As the original poster, I wasn't signed in, so I'm following up to the answers so far in an answer (sorry if this is bad form).
There may instances where this is on
a shared host.
Though the JSON files can technically
be edited, this won't be the case.
The admin interface will be robust
enough to do all of the creating/editing of pages
The size for each install will be
relatively small -- 1 - 2 admins,
10-100 pages. A few lists of common
items may run longer (snippets of
copy for example).
Security will be a big issue -- any
other options suggestions on this
specifically?
Well, isn't there a problem with they being distrustful to any database system? Isn't the problem more in their thinking than in technology?
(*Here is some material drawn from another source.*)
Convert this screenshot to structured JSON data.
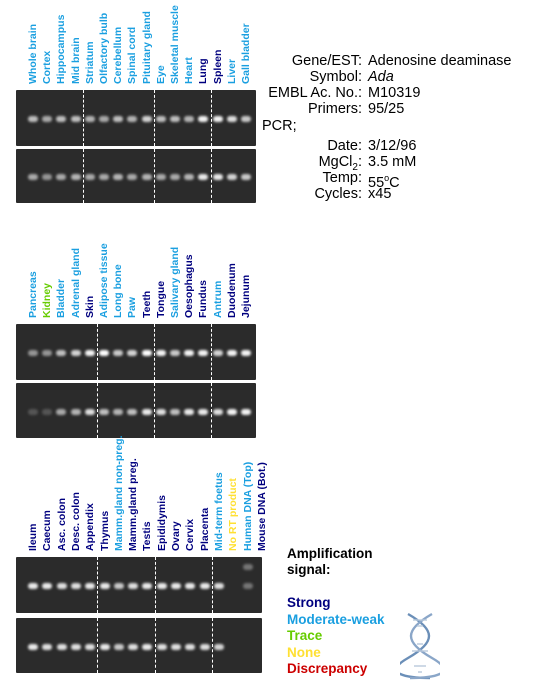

Maybe they are afraid of database because it sounds complex to them. In that case, if you just present them some very simple CMS (like CMS made simple, which I've heard is really simple and the learning process is very fast), if they see everything is easy then may be they just don't care what's behind, if it's a database or whatever!
They could hear to arguments like better maintenance, lower cost of maintenance, much better handover to another webmaster than proprietary solutions (they are not dependent on you) etc.